The gift in tragedy

By Naomi Friedman, Opinion Editor

It is in the wake of such tragic and shocking occurrences that the concept of Life partakes another meaning. It is when we must face the facts, once we get slapped in the face that our thoughts finally reorder themselves. The fear, the enigma of death, a question that through hard work and dedication we were finally able to suppress, suddenly comes back to the surface and to every headline.

And it is then that the shock becomes real. Are we so compassionate that we mourn the death of others? Or are we honest enough to admit that it is of our own future that we worry about? We finally realize how much life really does hang only by a thread. We realize that we master neither the day nor the hour when that thread will give way.

2,977 is the official number of those whose lives were lost that day. 2,977 human beings whose thread gave way without warning. What if it had been me? What if it had been a loved one?

The separation and the emptiness, which may come with death, haunted the United States and with them the whole world. It felt as if all of a sudden the invincible had been defeated; as if the heroes had fallen; as if the myth of the American Superpower had, in the course of a few hours, shattered.

I was six years old and was living in Paris, France, when the towers fell. It is said that my mother was on a business trip to Sweden that week, but I do not remember the day of September 11, 2001, as terrible as it was. However, I will never forget the thick glossy book in memory of this event in a language I didn’t know how to read yet that remained on my American grandmother’s coffee table for months. At every visit, I would spend hours by that table observing history in photographs, fascinated. The sight of the flames and the black dots of men in the open air, falling, haunted me and made me ponder about my own actions if I had been in their situation.

I remember always asking my grandmother to tell me the story behind these images. And in spite of my young age, all seemed so real and tangible. I wondered what it was like to know you were about to die. I wondered if I would miss my family. And many times I woke up in the middle of the night with tears in my eyes because in my dreams my mother had died, my father disappeared, and my siblings and I were going to be sent off to foreign homes, and I hadn’t yet said Je t’aime to those I would never see again.

Je t’aime. Do you know it? Do you say it? Do you write it? If 76 and 81 are the ages an average U.S. citizen, men and women respectively, is expected to live, according to the Social Security website, how many of those 2,977 individuals reached that statistic? Few had the chance to say a last goodbye when too many just left without a word.

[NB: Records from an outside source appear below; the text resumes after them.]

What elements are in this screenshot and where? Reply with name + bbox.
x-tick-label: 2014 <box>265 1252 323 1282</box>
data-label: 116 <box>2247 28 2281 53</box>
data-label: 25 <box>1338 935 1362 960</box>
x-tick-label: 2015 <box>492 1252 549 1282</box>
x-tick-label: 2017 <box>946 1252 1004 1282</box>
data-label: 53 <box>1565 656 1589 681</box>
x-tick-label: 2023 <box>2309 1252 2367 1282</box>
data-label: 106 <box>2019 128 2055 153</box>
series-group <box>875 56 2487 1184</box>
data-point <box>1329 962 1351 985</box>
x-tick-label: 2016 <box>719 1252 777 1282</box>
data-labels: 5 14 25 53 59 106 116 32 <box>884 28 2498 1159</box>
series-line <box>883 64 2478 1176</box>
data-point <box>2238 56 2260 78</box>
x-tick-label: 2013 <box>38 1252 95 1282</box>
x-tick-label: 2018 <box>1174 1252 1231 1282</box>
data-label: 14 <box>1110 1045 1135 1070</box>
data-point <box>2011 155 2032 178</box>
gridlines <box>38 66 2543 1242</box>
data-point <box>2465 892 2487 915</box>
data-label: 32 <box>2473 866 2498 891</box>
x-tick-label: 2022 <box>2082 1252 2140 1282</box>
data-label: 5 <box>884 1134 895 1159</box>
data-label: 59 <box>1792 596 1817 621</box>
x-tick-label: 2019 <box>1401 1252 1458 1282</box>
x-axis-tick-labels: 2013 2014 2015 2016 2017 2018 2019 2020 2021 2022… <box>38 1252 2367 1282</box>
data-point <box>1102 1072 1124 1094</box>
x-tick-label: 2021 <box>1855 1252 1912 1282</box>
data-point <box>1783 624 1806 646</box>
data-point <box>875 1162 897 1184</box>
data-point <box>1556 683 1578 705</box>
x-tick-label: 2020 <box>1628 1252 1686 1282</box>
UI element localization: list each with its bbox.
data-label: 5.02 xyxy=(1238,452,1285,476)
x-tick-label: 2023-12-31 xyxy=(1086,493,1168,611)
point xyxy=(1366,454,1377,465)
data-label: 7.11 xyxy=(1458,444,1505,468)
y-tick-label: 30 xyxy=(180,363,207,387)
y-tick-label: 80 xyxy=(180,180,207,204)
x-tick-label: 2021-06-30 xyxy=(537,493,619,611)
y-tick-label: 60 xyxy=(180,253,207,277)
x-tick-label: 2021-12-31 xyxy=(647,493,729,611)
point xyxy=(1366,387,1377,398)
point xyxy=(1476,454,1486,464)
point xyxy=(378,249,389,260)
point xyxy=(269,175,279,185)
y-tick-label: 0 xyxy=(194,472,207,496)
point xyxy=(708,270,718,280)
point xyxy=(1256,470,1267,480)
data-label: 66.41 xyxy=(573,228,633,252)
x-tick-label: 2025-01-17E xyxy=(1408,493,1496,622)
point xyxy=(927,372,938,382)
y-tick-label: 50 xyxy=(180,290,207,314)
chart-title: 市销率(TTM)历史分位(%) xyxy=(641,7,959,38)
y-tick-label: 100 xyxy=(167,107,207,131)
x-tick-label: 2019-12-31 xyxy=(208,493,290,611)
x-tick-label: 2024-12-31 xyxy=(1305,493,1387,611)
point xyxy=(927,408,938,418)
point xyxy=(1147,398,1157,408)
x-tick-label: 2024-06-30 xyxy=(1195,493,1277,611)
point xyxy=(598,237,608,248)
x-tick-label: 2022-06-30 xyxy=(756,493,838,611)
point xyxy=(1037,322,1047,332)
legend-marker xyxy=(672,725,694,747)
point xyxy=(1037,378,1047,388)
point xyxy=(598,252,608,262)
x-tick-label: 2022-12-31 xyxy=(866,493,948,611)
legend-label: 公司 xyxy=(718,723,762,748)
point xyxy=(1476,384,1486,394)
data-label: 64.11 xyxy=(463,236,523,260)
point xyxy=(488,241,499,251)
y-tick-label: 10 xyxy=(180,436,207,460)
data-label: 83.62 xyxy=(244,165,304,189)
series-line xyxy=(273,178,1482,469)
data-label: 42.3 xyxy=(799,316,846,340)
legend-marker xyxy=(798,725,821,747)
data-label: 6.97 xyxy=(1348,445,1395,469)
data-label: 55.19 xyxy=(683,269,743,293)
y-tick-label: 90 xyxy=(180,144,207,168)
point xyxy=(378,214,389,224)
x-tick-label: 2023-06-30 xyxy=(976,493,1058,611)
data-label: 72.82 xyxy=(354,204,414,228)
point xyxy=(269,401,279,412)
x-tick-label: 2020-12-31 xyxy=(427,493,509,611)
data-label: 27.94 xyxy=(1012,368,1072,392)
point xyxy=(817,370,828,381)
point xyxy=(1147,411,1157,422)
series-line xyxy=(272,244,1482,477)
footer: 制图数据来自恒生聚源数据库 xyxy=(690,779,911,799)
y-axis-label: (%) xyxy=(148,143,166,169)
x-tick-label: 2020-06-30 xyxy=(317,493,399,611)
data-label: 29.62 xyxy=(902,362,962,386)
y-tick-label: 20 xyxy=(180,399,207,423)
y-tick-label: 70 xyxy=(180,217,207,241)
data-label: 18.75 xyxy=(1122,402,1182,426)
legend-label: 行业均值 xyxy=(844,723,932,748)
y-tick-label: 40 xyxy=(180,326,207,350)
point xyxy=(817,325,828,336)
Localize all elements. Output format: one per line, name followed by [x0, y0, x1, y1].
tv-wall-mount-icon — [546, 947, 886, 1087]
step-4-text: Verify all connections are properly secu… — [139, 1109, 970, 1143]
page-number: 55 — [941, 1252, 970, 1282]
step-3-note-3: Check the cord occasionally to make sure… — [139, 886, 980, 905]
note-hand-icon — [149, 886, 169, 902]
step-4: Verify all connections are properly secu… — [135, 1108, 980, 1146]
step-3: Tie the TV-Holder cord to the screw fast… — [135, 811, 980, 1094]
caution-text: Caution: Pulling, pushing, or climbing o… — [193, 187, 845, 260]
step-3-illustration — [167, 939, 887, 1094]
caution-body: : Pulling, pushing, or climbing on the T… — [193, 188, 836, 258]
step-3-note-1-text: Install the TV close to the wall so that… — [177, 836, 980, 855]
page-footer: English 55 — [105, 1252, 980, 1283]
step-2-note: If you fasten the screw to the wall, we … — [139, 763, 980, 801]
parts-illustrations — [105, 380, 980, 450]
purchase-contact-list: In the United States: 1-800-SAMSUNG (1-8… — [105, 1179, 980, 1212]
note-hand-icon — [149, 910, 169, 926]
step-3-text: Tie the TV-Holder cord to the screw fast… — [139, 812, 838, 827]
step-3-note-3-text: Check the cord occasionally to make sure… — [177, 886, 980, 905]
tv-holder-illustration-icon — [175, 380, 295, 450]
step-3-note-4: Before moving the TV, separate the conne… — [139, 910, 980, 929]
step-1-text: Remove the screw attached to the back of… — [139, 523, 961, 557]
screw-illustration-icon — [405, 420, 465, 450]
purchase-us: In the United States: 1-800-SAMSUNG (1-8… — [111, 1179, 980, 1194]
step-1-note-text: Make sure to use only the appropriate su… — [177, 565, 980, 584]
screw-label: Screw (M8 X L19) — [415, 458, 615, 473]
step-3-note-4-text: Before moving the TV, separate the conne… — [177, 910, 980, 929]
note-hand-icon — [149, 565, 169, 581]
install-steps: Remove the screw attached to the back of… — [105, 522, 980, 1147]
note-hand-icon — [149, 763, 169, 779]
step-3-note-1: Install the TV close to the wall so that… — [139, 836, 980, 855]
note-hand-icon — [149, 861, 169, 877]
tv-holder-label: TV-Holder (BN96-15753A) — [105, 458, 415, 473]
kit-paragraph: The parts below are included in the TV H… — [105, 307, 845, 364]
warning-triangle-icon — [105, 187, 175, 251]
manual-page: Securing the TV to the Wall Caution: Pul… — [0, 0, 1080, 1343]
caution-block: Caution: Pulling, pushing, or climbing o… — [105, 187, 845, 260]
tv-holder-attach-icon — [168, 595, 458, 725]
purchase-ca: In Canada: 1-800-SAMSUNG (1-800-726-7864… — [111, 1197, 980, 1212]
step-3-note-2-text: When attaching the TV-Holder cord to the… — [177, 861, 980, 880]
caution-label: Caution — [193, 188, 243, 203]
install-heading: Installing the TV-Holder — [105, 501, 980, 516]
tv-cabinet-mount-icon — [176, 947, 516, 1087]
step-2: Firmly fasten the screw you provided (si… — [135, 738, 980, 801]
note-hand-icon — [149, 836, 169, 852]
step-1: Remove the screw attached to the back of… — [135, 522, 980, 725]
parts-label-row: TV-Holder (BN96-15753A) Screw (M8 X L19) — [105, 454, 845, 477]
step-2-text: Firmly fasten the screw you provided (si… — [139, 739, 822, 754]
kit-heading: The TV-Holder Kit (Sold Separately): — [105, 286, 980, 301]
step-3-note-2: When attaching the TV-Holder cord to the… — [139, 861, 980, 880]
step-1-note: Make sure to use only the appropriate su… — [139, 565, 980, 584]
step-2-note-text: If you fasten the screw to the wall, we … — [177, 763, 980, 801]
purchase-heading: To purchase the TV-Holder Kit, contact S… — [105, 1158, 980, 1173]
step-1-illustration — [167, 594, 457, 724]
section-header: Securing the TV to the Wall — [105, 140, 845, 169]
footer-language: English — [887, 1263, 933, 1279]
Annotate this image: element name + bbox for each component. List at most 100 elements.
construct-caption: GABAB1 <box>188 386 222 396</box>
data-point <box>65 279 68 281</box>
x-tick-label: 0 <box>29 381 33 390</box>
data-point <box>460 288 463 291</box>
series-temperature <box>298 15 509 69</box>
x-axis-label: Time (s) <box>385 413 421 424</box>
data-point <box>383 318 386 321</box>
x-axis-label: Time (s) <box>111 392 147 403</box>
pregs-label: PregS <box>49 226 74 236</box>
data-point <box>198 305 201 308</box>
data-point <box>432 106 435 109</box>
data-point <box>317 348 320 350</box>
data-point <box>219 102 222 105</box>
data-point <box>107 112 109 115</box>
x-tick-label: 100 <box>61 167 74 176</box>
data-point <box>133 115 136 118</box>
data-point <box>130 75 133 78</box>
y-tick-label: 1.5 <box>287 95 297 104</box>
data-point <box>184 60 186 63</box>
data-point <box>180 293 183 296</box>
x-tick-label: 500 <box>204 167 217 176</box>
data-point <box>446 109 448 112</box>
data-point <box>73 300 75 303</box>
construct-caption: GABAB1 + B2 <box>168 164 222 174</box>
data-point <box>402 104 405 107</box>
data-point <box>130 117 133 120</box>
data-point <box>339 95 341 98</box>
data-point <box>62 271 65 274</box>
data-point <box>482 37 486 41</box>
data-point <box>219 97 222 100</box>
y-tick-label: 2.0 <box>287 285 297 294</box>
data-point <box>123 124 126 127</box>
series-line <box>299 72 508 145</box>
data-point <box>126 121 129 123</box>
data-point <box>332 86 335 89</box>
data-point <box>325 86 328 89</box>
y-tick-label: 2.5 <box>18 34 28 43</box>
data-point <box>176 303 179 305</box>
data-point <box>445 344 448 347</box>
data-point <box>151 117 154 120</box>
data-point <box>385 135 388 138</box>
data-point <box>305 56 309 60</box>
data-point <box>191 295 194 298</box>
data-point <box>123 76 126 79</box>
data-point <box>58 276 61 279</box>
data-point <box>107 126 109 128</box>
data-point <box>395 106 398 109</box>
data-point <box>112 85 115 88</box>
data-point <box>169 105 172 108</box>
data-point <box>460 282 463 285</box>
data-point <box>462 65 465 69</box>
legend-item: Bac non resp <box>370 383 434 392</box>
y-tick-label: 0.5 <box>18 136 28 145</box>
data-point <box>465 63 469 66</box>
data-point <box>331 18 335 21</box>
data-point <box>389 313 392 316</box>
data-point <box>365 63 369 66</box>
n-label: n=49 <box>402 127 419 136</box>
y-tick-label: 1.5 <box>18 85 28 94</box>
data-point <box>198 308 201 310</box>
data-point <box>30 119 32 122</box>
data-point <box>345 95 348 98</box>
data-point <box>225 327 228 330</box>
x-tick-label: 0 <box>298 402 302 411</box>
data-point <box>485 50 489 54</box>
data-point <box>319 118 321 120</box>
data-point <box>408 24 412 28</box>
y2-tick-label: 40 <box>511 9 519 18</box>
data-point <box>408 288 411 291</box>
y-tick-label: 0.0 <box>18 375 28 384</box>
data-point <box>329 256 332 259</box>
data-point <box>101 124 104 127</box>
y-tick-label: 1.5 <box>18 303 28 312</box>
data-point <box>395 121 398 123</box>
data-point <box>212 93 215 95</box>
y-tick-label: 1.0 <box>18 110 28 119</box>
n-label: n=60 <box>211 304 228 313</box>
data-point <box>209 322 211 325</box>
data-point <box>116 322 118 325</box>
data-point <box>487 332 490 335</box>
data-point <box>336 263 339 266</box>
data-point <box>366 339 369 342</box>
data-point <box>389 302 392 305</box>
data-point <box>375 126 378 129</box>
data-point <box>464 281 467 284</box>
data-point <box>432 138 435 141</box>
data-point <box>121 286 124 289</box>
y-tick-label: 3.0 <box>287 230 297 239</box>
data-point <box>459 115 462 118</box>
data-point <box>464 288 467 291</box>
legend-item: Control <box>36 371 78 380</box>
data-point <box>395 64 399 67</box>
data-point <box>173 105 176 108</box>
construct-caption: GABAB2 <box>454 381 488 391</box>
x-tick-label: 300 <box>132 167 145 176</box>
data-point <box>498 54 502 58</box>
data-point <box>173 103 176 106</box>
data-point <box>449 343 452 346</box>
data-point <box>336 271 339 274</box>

Among the millions of those who passed customs in the airport and boarded thousands of planes on that Tuesday, how many had thought about the possible end of their sojourn in the next hours? How many of them left their homes forgiving their past? Had they told a last joke to their daughter? Had they told their son how proud they were? Had they expressed their feelings explicitly enough to their spouse? What had been their last argument like? Did they realize that they would never land alive? 

Traveling – by plane, by train or by car – has become such common activity. But life, life that begins as a seed, is nothing but common. Life is unique, short, and hangs only by a thread – so may every instant be lived as the last one; may each moment be valuable; may each second count. Disasters will keep accumulating, but maybe we can allow ourselves to see hope in these tragedies and perceive all of the 9/11s of the worldas reminders of what we all – Americans, Europeans, Arabs, Asians, Africans, Latinos – know to be true: life is a fragile, fragile gift.